Impala, which runs mechanised operations at all its mines except its older Rustenburg shafts, is also reviewing its assets. Meanwhile, Aquarius Platinum has put its Blue Ridge mine up for sale and is weighing the future of its Everest mine.
Meanwhile, Northam is looking to expand, with an ambition to increase its annual platinum group metals from about 400,000 ounces to 1m by 2020.
“There is opportunity because the industry’s under stress, which brings parties closer together, and there are more willing buyers, willing sellers potentially,” Mr Dunne says.
Last month, Northam announced plans for an innovative deal that will increase its black ownership — as mining houses have been obliged to under industry guidelines — to 35.4 per cent and also raise R4.6bn ($399,000).
Under the deal, its two largest shareholders, the state-owned Public Investment Corporation and Coronation Asset Management have agreed to underwrite and finance the transaction that will give Northam a R4bn war chest to fund its growth plans.
The deal will have to be approved by shareholders in the first quarter of next year, but Northam is already on the lookout for opportunities.
Mr Dunne says Northam is not discounting “any possibilities just yet”. But with an eye on mechanised mining he says “you may find it difficult to see relative value that favours the older mine, without being conclusive on the issue”.
That would suggest Amplats’ high-profile Rustenburg operations are less likely to appeal to Northam. But Aquarius’s Everest mine, which is mechanised and lies close to Booysendal in the eastern limb of the Bushveld Complex — the world’s richest resource of platinum — would appear a suitable fit.
“This area is a good mining area, and it’s an area where we can apply mechanised mining in a shallow ore base . . . there are opportunities for consolidation,” Mr Dunne says. “Amplats is certainly the most high-profile and potential asset sales, but there certainly are others that are available.”
Northam is also likely to expand the Booysendal with a second shaft, Mr Dunne says.
The company’s growth plans come at a time when the platinum price is trading at five-year lows, hovering around $1,220 an ounce.
But Mr Dunne believes the commodity cycle is close to the bottom. He is confident that labour unrest will not continue at the levels that have dogged the industry for the past two years.
But he also acknowledges that the company’s wage talks with workers next year will be critical. In 2013, Northam endured an 11-week salary strike.
“All parties have realised that that’s an absolutely untenable situation, and must be avoided going forward. I think it will be, to be honest,” Mr Dunne says. “I think attitudes have probably, I use the word softened, on all sides.”
Northam’s two assets
A comparison of Northam’s two assets highlights the differences between conventional and mechanised mining.
Booysendal will produce 160,000 ounces of platinum group metals next year with a workforce of about 1,200 but the older, deeper, conventional Zondereinde mine produces 300,000 PGM ounces with about 9,000 workers.

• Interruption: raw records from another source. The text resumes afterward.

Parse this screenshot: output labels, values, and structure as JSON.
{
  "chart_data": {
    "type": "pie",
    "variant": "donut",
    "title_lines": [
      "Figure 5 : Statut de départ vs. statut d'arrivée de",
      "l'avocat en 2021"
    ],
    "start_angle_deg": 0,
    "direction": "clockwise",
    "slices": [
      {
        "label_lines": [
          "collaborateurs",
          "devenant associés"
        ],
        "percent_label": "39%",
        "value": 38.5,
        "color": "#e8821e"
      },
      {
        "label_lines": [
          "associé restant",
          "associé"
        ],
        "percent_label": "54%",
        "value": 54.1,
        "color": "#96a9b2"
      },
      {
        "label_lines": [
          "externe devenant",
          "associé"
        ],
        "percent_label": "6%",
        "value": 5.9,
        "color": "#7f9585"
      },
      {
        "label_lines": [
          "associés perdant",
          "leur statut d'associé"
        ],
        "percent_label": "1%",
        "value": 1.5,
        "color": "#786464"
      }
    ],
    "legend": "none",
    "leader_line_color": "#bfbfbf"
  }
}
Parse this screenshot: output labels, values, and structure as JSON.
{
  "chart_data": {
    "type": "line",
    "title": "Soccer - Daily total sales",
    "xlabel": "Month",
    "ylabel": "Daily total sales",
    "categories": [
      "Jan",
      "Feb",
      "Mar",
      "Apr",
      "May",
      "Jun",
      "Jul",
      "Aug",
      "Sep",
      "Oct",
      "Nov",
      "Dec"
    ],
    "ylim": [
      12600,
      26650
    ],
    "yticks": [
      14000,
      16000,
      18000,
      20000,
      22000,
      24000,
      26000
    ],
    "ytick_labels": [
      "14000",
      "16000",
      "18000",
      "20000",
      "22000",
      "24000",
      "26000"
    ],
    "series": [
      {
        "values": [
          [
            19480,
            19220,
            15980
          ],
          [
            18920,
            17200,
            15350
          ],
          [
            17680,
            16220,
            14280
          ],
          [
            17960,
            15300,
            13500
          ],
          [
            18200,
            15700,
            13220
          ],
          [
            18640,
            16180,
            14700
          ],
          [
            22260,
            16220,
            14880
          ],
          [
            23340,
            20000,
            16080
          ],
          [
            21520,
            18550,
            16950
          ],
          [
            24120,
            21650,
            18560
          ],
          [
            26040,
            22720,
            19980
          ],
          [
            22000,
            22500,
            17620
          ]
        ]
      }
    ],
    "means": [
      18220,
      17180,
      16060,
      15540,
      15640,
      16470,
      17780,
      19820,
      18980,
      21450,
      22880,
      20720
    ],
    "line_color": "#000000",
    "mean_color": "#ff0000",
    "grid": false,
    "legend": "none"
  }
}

At the new mine, almost half the miners have high school certificates and 61 per cent come from local areas. The working language is English rather than the pidgin Fanagalo used widely in South African mines.
The belief is a smaller, better educated workforce lessens the risk of labour strife and offers a better chance of higher productivity — a serious concern as productivity falls. Mechanised mining is considered safer— another important issue in South Africa where there were 93 mining fatalities last year.
Production costs at Booysendal are expected to be about 20 per cent lower than Zondereinde, the world’s deepest platinum mine. Labour accounts for about 45 per cent of production costs at Booysendal, but 50-60 per cent at conventional mines. Productivity is also higher with blasting more frequent at the mechanised mine.
“It’s nice to stand up straight,” says Willem Boshoff, a team supervisor at Booysendal. “It’s much easier.”